Fe3+ ions in alkali lead tetraborate glasses-an electron paramagnetic resonance and optical study

Glass systems of composition 90R2B4O7 + 9PbO + 1Fe2O3 (R = Li, Na and K) and 90Li2B4O7 + (10 − x)PbO + xFe2O3 (x = 0.5, 1, 3, 4, 5, 7 and 9 mol%) have been investigated by means of electron paramagnetic resonance (EPR) and optical absorption techniques. The EPR spectra exhibit three resonance signals at g ≈ 6.0, 4.2 and 2.0. The resonances at g ≈ 6.0 and 4.2 are attributed to Fe3+ ions in rhombic and axial symmetry sites, respectively.
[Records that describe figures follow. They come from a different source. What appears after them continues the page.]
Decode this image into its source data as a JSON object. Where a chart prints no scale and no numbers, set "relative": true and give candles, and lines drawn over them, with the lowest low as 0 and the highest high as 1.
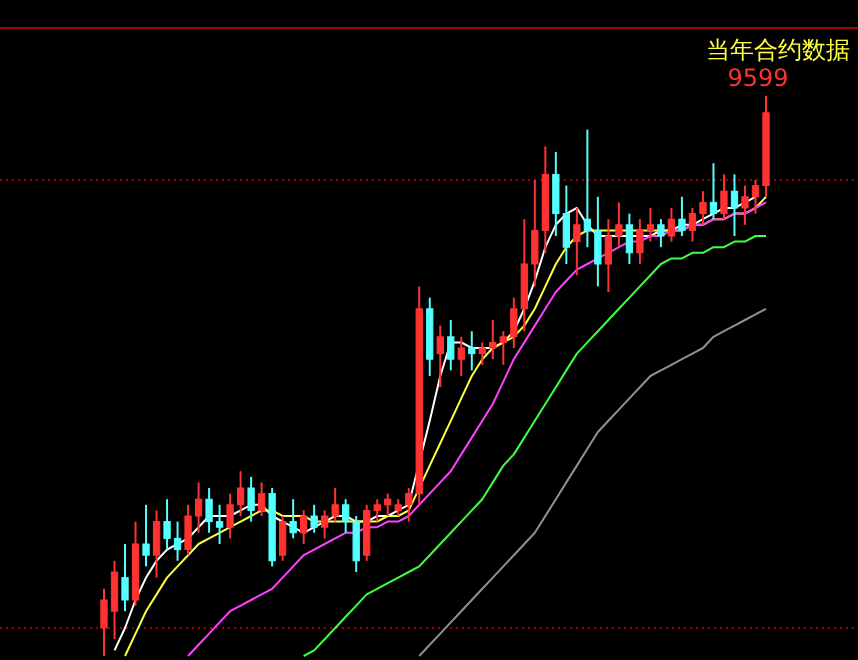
{
  "chart_data": {
    "type": "candlestick",
    "relative": true,
    "annotations": [
      "当年合约数据",
      {
        "text": "9599",
        "y": 1
      }
    ],
    "categories": [
      null,
      null,
      null,
      null,
      null,
      null,
      null,
      null,
      null,
      null,
      null,
      null,
      null,
      null,
      null,
      null,
      null,
      null,
      null,
      null,
      null,
      null,
      null,
      null,
      null,
      null,
      null,
      null,
      null,
      null,
      null,
      null,
      null,
      null,
      null,
      null,
      null,
      null,
      null,
      null,
      null,
      null,
      null,
      null,
      null,
      null,
      null,
      null,
      null,
      null,
      null,
      null,
      null,
      null,
      null,
      null,
      null,
      null,
      null,
      null,
      null,
      null,
      null,
      null
    ],
    "ohlc": [
      [
        0.05,
        0.12,
        0.0,
        0.1
      ],
      [
        0.08,
        0.17,
        0.03,
        0.15
      ],
      [
        0.14,
        0.2,
        0.08,
        0.1
      ],
      [
        0.1,
        0.24,
        0.09,
        0.2
      ],
      [
        0.2,
        0.27,
        0.16,
        0.18
      ],
      [
        0.18,
        0.26,
        0.14,
        0.24
      ],
      [
        0.24,
        0.28,
        0.19,
        0.21
      ],
      [
        0.21,
        0.24,
        0.17,
        0.19
      ],
      [
        0.19,
        0.27,
        0.18,
        0.25
      ],
      [
        0.25,
        0.31,
        0.22,
        0.28
      ],
      [
        0.28,
        0.3,
        0.22,
        0.24
      ],
      [
        0.24,
        0.27,
        0.2,
        0.23
      ],
      [
        0.23,
        0.29,
        0.21,
        0.27
      ],
      [
        0.27,
        0.33,
        0.25,
        0.3
      ],
      [
        0.3,
        0.32,
        0.24,
        0.26
      ],
      [
        0.26,
        0.31,
        0.25,
        0.29
      ],
      [
        0.29,
        0.3,
        0.16,
        0.17
      ],
      [
        0.18,
        0.25,
        0.17,
        0.24
      ],
      [
        0.24,
        0.28,
        0.21,
        0.22
      ],
      [
        0.22,
        0.26,
        0.2,
        0.25
      ],
      [
        0.25,
        0.27,
        0.22,
        0.23
      ],
      [
        0.23,
        0.26,
        0.21,
        0.25
      ],
      [
        0.25,
        0.3,
        0.24,
        0.27
      ],
      [
        0.27,
        0.28,
        0.22,
        0.24
      ],
      [
        0.24,
        0.25,
        0.15,
        0.17
      ],
      [
        0.18,
        0.27,
        0.17,
        0.26
      ],
      [
        0.26,
        0.28,
        0.24,
        0.27
      ],
      [
        0.27,
        0.29,
        0.25,
        0.28
      ],
      [
        0.26,
        0.28,
        0.25,
        0.27
      ],
      [
        0.27,
        0.3,
        0.24,
        0.29
      ],
      [
        0.29,
        0.66,
        0.27,
        0.62
      ],
      [
        0.62,
        0.64,
        0.5,
        0.53
      ],
      [
        0.54,
        0.59,
        0.48,
        0.57
      ],
      [
        0.57,
        0.6,
        0.51,
        0.53
      ],
      [
        0.53,
        0.57,
        0.5,
        0.55
      ],
      [
        0.55,
        0.58,
        0.51,
        0.54
      ],
      [
        0.54,
        0.56,
        0.52,
        0.55
      ],
      [
        0.55,
        0.6,
        0.53,
        0.56
      ],
      [
        0.56,
        0.58,
        0.52,
        0.57
      ],
      [
        0.57,
        0.64,
        0.55,
        0.62
      ],
      [
        0.62,
        0.78,
        0.58,
        0.7
      ],
      [
        0.7,
        0.85,
        0.66,
        0.76
      ],
      [
        0.76,
        0.91,
        0.72,
        0.86
      ],
      [
        0.86,
        0.9,
        0.75,
        0.79
      ],
      [
        0.79,
        0.84,
        0.7,
        0.73
      ],
      [
        0.74,
        0.8,
        0.68,
        0.77
      ],
      [
        0.78,
        0.94,
        0.73,
        0.76
      ],
      [
        0.76,
        0.82,
        0.66,
        0.7
      ],
      [
        0.7,
        0.78,
        0.65,
        0.75
      ],
      [
        0.75,
        0.81,
        0.73,
        0.77
      ],
      [
        0.77,
        0.79,
        0.7,
        0.72
      ],
      [
        0.72,
        0.78,
        0.7,
        0.76
      ],
      [
        0.76,
        0.8,
        0.74,
        0.77
      ],
      [
        0.77,
        0.78,
        0.73,
        0.75
      ],
      [
        0.75,
        0.8,
        0.74,
        0.78
      ],
      [
        0.78,
        0.82,
        0.75,
        0.76
      ],
      [
        0.76,
        0.8,
        0.74,
        0.79
      ],
      [
        0.79,
        0.83,
        0.77,
        0.81
      ],
      [
        0.81,
        0.88,
        0.78,
        0.79
      ],
      [
        0.79,
        0.86,
        0.78,
        0.83
      ],
      [
        0.83,
        0.86,
        0.75,
        0.8
      ],
      [
        0.8,
        0.84,
        0.77,
        0.82
      ],
      [
        0.82,
        0.85,
        0.79,
        0.84
      ],
      [
        0.84,
        1.0,
        0.82,
        0.97
      ]
    ],
    "colors": [
      "#ff3232",
      "#ff3232",
      "#54ffff",
      "#ff3232",
      "#54ffff",
      "#ff3232",
      "#54ffff",
      "#54ffff",
      "#ff3232",
      "#ff3232",
      "#54ffff",
      "#54ffff",
      "#ff3232",
      "#ff3232",
      "#54ffff",
      "#ff3232",
      "#54ffff",
      "#ff3232",
      "#54ffff",
      "#ff3232",
      "#54ffff",
      "#ff3232",
      "#ff3232",
      "#54ffff",
      "#54ffff",
      "#ff3232",
      "#ff3232",
      "#ff3232",
      "#ff3232",
      "#ff3232",
      "#ff3232",
      "#54ffff",
      "#ff3232",
      "#54ffff",
      "#ff3232",
      "#54ffff",
      "#ff3232",
      "#ff3232",
      "#ff3232",
      "#ff3232",
      "#ff3232",
      "#ff3232",
      "#ff3232",
      "#54ffff",
      "#54ffff",
      "#ff3232",
      "#54ffff",
      "#54ffff",
      "#ff3232",
      "#ff3232",
      "#54ffff",
      "#ff3232",
      "#ff3232",
      "#54ffff",
      "#ff3232",
      "#54ffff",
      "#ff3232",
      "#ff3232",
      "#54ffff",
      "#ff3232",
      "#54ffff",
      "#ff3232",
      "#ff3232",
      "#ff3232"
    ],
    "series": [
      {
        "type": "line",
        "color": "#ffffff",
        "values": [
          null,
          0.01,
          0.05,
          0.1,
          0.14,
          0.17,
          0.19,
          0.2,
          0.21,
          0.23,
          0.25,
          0.25,
          0.25,
          0.26,
          0.27,
          0.27,
          0.25,
          0.24,
          0.23,
          0.22,
          0.23,
          0.24,
          0.25,
          0.25,
          0.24,
          0.24,
          0.25,
          0.25,
          0.26,
          0.27,
          null,
          0.42,
          0.5,
          0.56,
          0.56,
          0.55,
          0.55,
          0.55,
          0.56,
          0.58,
          0.62,
          0.67,
          0.73,
          0.77,
          0.79,
          0.8,
          0.77,
          0.75,
          0.75,
          0.75,
          0.75,
          0.75,
          0.75,
          0.76,
          0.76,
          0.77,
          0.77,
          0.78,
          0.79,
          0.8,
          0.8,
          0.81,
          0.82,
          null
        ]
      },
      {
        "type": "line",
        "color": "#ffff40",
        "values": [
          null,
          null,
          0.0,
          0.04,
          0.08,
          0.11,
          0.14,
          0.16,
          0.18,
          0.2,
          0.21,
          0.22,
          0.23,
          0.24,
          0.25,
          0.26,
          0.26,
          0.25,
          0.25,
          0.25,
          0.24,
          0.24,
          0.24,
          0.24,
          0.24,
          0.24,
          0.24,
          0.25,
          0.25,
          0.26,
          null,
          0.34,
          0.38,
          0.42,
          0.46,
          0.5,
          0.53,
          0.55,
          0.56,
          0.57,
          0.59,
          0.62,
          0.66,
          0.7,
          0.73,
          0.75,
          0.76,
          0.76,
          0.76,
          0.76,
          0.76,
          0.76,
          0.76,
          0.76,
          0.76,
          0.76,
          0.77,
          0.77,
          0.78,
          0.78,
          0.79,
          0.79,
          0.8,
          0.82
        ]
      },
      {
        "type": "line",
        "color": "#ff40ff",
        "values": [
          null,
          null,
          null,
          null,
          null,
          null,
          null,
          null,
          0.0,
          0.02,
          0.04,
          0.06,
          0.08,
          0.09,
          0.1,
          0.11,
          0.12,
          0.14,
          0.16,
          0.18,
          0.19,
          0.2,
          0.21,
          0.22,
          0.22,
          0.23,
          0.23,
          0.24,
          0.24,
          0.25,
          0.27,
          0.29,
          0.31,
          0.33,
          0.36,
          0.39,
          0.42,
          0.45,
          0.49,
          0.53,
          0.56,
          0.59,
          0.62,
          0.65,
          0.67,
          0.69,
          0.7,
          0.71,
          0.72,
          0.73,
          0.74,
          0.74,
          0.75,
          0.75,
          0.76,
          0.76,
          0.77,
          0.77,
          0.78,
          0.78,
          0.79,
          0.79,
          0.8,
          0.81
        ]
      },
      {
        "type": "line",
        "color": "#40ff40",
        "values": [
          null,
          null,
          null,
          null,
          null,
          null,
          null,
          null,
          null,
          null,
          null,
          null,
          null,
          null,
          null,
          null,
          null,
          null,
          null,
          0.0,
          0.01,
          0.03,
          0.05,
          0.07,
          0.09,
          0.11,
          0.12,
          0.13,
          0.14,
          0.15,
          0.16,
          0.18,
          0.2,
          0.22,
          0.24,
          0.26,
          0.28,
          0.31,
          0.34,
          0.36,
          0.39,
          0.42,
          0.45,
          0.48,
          0.51,
          0.54,
          0.56,
          0.58,
          0.6,
          0.62,
          0.64,
          0.66,
          0.68,
          0.7,
          0.71,
          0.71,
          0.72,
          0.72,
          0.73,
          0.73,
          0.74,
          0.74,
          0.75,
          0.75
        ]
      },
      {
        "type": "line",
        "color": "#909090",
        "values": [
          null,
          null,
          null,
          null,
          null,
          null,
          null,
          null,
          null,
          null,
          null,
          null,
          null,
          null,
          null,
          null,
          null,
          null,
          null,
          null,
          null,
          null,
          null,
          null,
          null,
          null,
          null,
          null,
          null,
          null,
          0.0,
          0.02,
          0.04,
          0.06,
          0.08,
          0.1,
          0.12,
          0.14,
          0.16,
          0.18,
          0.2,
          0.22,
          0.25,
          0.28,
          0.31,
          0.34,
          0.37,
          0.4,
          0.42,
          0.44,
          0.46,
          0.48,
          0.5,
          0.51,
          0.52,
          0.53,
          0.54,
          0.55,
          0.57,
          0.58,
          0.59,
          0.6,
          0.61,
          0.62
        ]
      }
    ],
    "ref_lines": [
      {
        "axis": "y",
        "value": 0.85,
        "color": "#a00000",
        "line_style": "dotted"
      },
      {
        "axis": "y",
        "value": 0.05,
        "color": "#a00000",
        "line_style": "dotted"
      }
    ]
  }
}
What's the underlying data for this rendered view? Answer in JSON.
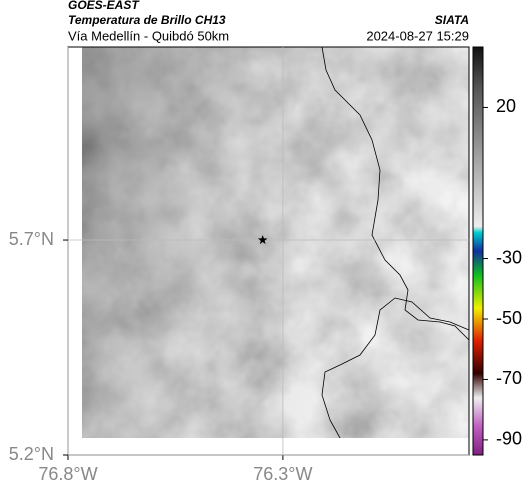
{
  "chart_data": {
    "type": "map",
    "title": "GOES-EAST",
    "subtitle": "Temperatura de Brillo CH13",
    "source": "SIATA",
    "caption": "Vía Medellín - Quibdó 50km",
    "timestamp": "2024-08-27 15:29",
    "xlim": [
      -76.8,
      -75.867
    ],
    "ylim": [
      5.2,
      6.149
    ],
    "xticks": [
      {
        "value": -76.8,
        "label": "76.8°W"
      },
      {
        "value": -76.3,
        "label": "76.3°W"
      }
    ],
    "yticks": [
      {
        "value": 5.2,
        "label": "5.2°N"
      },
      {
        "value": 5.7,
        "label": "5.7°N"
      }
    ],
    "grid": true,
    "marker": {
      "lon": -76.347,
      "lat": 5.7
    },
    "colorbar": {
      "lim": [
        40,
        -95
      ],
      "ticks": [
        20,
        -30,
        -50,
        -70,
        -90
      ]
    }
  }
}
The g ≈ 2.0 resonance signal is due to two or more Fe3+ ions coupled together with dipolar interaction. The EPR spectra of 1 mol% of Fe2O3 doped in lithium lead tetraborate glass samples have been studied at different temperatures (123-433 K). The intensity of g ≈ 4.2 resonance signal decreases and the intensity of g ≈ 2.0 resonance signal increases with the increase of temperature. The line widths are found to be independent of temperature. The EPR spectra exhibit a marked concentration dependence on iron content. A decrease in intensity for the resonance signal at g ≈ 4.2 with increase in iron content for more than 4 mol% has been observed in lithium lead tetraborate glass samples and this has been attributed to the formation of Fe3+ ion clusters in the glass samples. The paramagnetic susceptibility (χ) is calculated from the EPR data at various temperatures and the Curie constant (C) has been evaluated from 1/χ versus T graph. The optical absorption spectrum of Fe3+ ions in lithium lead tetraborate glasses exhibits three bands characteristic of Fe3+ ions in an octahedral symmetry. The crystal field parameter Dq and the Racah interelectronic repulsion parameters B and C have also been evaluated. The value of interelectronic repulsion parameter B (825 cm−1) obtained in the present work suggests that the bonding is moderately covalent.